The Virginia race is a clash between two heavyweights, and remains close. The RCP Average finds former DNC Chairman Tim Kaine leading Republican former Sen. George Allen by just one percentage point. Both are former governors and have been running even for more than a year. The presidential race, which is tied in the Old Dominion, could well determine the down-ballot winner. However, analysts say that if Romney wins by just a couple of points, Kaine might have enough crossover appeal to edge Allen, who depends on longer coattails.

Finally, the outcome of a pair of races in the Midwest could also help determine the balance of power in the Senate. Conservative Republican Richard Mourdock ousted longtime Indiana Sen. Dick Lugar in a nationally watched Republican primary. But Rep. Joe Donnelly is posing a surprisingly viable challenge to Mourdock by running as an independent Democrat. Obama won the Hoosier State by just a few thousand votes four years ago, but most likely won’t repeat that victory. Donnelly trailed Mourdock by five points in a recent Rasmussen Reports poll. Mitt Romney this week cut an ad for Mourdock, and the presidential race here could ultimately tilt the Senate contest to the Republican.

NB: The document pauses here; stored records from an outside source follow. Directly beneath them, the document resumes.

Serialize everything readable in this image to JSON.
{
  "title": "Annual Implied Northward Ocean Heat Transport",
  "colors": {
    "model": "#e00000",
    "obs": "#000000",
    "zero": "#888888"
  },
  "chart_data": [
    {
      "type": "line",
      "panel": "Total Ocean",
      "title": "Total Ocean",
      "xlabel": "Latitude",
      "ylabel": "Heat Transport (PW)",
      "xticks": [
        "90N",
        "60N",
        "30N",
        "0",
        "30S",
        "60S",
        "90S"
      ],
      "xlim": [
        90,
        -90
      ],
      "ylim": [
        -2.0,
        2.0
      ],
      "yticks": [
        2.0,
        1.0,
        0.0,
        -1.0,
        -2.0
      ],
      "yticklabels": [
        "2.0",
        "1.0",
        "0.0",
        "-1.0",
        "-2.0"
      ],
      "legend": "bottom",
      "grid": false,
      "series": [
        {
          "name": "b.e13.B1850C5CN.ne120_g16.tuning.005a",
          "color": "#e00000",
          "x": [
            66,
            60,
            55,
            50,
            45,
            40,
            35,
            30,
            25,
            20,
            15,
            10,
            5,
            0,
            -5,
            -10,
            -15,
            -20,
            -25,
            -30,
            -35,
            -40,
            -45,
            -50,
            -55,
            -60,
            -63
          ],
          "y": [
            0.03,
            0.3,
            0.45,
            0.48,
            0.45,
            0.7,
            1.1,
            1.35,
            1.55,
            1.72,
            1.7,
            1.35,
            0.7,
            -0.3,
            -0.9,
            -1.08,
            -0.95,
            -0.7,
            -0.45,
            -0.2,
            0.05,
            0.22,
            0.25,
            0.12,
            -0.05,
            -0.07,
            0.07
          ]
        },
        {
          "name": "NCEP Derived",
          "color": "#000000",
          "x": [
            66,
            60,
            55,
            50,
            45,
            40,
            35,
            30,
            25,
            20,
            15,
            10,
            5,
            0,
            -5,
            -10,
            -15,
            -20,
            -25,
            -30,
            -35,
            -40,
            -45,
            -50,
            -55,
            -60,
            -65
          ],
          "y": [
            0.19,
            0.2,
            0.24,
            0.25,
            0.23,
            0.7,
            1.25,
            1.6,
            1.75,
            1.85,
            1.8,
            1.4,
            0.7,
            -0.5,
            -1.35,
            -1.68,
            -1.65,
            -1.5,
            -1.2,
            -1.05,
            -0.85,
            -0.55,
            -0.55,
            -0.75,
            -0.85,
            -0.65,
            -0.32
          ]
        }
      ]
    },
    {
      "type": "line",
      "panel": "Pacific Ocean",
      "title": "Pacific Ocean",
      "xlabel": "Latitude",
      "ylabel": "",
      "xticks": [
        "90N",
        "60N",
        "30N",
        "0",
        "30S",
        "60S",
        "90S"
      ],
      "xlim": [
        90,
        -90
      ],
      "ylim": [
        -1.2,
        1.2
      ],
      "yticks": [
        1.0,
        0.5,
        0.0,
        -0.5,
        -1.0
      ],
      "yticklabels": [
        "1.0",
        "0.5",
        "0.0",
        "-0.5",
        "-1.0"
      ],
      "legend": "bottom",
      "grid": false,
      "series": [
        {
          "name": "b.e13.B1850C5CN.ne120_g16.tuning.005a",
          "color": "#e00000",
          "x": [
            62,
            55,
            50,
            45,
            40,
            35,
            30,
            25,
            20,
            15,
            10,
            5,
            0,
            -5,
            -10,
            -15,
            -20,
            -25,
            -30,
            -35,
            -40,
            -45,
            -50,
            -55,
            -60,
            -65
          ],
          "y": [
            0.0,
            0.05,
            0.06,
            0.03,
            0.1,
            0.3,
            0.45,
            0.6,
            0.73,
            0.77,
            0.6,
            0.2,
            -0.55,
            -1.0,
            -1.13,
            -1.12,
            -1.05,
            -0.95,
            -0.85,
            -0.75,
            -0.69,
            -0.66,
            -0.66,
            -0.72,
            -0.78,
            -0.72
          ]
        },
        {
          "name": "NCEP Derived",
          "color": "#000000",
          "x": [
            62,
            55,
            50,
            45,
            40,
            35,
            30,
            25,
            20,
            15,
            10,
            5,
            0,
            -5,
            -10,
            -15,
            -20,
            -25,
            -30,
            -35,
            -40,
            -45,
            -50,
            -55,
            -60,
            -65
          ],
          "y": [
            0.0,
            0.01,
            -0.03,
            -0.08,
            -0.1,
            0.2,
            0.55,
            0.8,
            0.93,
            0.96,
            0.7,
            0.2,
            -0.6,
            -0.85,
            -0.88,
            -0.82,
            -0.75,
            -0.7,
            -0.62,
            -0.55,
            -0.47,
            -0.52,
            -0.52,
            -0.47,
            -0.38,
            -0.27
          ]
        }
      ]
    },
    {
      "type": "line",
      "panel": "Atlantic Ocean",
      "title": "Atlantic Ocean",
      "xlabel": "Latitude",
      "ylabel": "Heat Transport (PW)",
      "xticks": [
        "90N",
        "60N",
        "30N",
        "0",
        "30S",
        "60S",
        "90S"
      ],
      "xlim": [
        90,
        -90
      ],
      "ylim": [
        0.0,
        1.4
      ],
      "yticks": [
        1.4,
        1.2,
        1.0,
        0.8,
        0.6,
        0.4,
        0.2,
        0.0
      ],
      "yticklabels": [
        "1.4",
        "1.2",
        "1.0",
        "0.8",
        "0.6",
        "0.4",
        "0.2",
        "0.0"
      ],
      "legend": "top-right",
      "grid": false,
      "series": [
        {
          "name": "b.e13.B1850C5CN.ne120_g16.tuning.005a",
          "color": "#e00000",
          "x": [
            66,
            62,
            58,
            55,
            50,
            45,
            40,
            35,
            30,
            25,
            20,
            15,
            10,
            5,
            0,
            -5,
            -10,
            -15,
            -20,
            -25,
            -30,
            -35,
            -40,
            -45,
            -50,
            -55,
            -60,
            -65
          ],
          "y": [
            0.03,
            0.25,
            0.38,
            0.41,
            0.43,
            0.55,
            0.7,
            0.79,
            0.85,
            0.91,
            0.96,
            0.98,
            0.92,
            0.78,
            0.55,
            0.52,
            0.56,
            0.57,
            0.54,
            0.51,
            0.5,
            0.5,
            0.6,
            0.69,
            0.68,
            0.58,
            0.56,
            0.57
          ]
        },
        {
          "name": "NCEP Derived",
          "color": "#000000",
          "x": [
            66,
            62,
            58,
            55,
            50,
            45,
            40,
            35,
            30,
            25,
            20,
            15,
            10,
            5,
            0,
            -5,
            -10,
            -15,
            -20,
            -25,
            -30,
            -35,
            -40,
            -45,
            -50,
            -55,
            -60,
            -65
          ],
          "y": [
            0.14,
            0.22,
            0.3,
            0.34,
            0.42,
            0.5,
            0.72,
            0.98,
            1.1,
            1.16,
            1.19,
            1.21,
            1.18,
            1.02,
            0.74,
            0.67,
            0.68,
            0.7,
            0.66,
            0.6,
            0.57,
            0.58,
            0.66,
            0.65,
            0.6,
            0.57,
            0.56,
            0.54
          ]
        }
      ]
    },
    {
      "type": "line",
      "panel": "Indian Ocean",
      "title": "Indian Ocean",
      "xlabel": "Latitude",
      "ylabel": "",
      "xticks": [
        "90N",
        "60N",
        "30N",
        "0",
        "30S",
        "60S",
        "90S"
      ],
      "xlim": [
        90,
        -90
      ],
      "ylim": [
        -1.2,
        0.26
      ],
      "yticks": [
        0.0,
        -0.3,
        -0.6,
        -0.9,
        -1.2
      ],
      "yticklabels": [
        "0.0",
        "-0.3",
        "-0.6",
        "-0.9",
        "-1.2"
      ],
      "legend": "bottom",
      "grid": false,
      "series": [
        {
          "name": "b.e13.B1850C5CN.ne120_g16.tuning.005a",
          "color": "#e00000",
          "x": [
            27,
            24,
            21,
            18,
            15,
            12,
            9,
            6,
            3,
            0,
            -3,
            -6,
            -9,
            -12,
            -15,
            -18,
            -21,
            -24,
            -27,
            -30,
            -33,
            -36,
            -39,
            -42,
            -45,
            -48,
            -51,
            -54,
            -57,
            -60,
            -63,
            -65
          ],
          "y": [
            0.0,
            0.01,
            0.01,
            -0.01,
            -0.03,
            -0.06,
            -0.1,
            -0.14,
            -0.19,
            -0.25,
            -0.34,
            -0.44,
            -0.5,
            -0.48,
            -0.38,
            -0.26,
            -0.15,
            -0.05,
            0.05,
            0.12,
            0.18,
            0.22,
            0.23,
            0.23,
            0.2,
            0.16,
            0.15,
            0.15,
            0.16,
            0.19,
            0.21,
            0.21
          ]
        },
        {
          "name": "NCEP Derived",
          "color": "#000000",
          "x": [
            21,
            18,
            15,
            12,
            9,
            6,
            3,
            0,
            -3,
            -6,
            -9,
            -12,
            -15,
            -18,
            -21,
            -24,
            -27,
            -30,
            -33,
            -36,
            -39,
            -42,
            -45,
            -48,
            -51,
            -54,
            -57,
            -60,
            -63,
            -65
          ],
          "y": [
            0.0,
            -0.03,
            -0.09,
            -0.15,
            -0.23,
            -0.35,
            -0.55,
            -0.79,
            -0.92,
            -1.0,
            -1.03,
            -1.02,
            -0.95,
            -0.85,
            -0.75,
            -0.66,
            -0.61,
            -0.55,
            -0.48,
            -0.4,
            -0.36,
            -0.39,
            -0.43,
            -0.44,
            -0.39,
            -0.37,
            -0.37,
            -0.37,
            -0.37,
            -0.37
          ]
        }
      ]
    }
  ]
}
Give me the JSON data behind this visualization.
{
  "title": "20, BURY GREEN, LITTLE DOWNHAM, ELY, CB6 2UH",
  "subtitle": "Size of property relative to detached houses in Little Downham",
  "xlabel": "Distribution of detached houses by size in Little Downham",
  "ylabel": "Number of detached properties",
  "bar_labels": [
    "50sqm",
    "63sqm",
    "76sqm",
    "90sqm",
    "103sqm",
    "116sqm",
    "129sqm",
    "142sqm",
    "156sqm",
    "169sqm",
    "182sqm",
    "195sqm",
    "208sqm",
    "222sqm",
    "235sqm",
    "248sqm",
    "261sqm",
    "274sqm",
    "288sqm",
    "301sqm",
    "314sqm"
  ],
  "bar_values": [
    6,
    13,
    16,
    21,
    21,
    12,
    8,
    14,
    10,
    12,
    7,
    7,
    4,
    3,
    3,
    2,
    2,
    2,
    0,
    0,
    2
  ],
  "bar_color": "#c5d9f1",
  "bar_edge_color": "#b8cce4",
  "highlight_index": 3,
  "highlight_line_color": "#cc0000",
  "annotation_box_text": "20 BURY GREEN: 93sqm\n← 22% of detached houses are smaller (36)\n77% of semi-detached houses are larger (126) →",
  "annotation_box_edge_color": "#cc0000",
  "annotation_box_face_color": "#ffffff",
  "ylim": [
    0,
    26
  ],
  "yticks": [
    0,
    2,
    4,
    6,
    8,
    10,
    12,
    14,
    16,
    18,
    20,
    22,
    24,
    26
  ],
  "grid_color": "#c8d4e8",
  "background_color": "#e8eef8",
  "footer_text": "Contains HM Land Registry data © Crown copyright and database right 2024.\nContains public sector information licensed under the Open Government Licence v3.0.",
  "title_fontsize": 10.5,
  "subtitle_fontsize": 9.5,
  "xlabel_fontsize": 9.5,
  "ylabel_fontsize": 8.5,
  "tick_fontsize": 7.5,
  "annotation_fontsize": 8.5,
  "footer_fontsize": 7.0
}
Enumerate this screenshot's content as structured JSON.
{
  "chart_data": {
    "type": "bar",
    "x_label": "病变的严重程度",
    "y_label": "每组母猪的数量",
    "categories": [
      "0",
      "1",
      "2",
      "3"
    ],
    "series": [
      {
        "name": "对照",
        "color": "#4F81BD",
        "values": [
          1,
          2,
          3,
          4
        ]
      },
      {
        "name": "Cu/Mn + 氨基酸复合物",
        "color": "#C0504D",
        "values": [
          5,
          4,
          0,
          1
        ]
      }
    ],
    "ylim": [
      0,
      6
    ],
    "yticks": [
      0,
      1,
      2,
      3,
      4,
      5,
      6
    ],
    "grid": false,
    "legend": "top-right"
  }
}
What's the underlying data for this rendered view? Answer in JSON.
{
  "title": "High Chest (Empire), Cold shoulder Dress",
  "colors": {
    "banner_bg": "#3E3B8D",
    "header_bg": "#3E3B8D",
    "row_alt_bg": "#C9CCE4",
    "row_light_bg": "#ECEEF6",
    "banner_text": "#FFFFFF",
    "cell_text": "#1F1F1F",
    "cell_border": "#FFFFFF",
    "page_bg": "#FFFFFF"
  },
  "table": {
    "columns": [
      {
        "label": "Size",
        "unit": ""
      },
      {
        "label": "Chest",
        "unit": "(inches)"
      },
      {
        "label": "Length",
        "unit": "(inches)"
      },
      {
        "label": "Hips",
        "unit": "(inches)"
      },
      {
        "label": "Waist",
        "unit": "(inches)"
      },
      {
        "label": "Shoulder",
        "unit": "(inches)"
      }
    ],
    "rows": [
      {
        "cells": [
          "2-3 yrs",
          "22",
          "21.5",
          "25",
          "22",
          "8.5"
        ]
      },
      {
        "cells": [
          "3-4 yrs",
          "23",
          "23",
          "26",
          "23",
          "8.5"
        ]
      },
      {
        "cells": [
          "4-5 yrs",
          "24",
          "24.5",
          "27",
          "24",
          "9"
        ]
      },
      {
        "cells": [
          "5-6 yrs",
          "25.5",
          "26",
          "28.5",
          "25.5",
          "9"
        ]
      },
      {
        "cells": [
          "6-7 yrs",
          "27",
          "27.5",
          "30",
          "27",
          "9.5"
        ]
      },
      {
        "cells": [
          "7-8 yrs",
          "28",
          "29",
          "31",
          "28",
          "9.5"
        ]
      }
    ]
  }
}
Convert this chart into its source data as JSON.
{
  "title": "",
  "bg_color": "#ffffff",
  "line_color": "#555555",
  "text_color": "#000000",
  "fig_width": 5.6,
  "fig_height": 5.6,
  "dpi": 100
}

Meanwhile, in Wisconsin, Democratic Rep. Tammy Baldwin is edging Republican former Gov. Tommy Thompson here by 0.8 percentage points in the RCP Average. The presidential race there remains close, with Obama leading by just under three points, and Republicans hope to make gains in the state with native son Paul Ryan as the vice presidential nominee. National Republicans say Thompson can win here even if Romney doesn’t, but Democrats insist their party stands a good chance at sweeping the top and bottom of the ticket.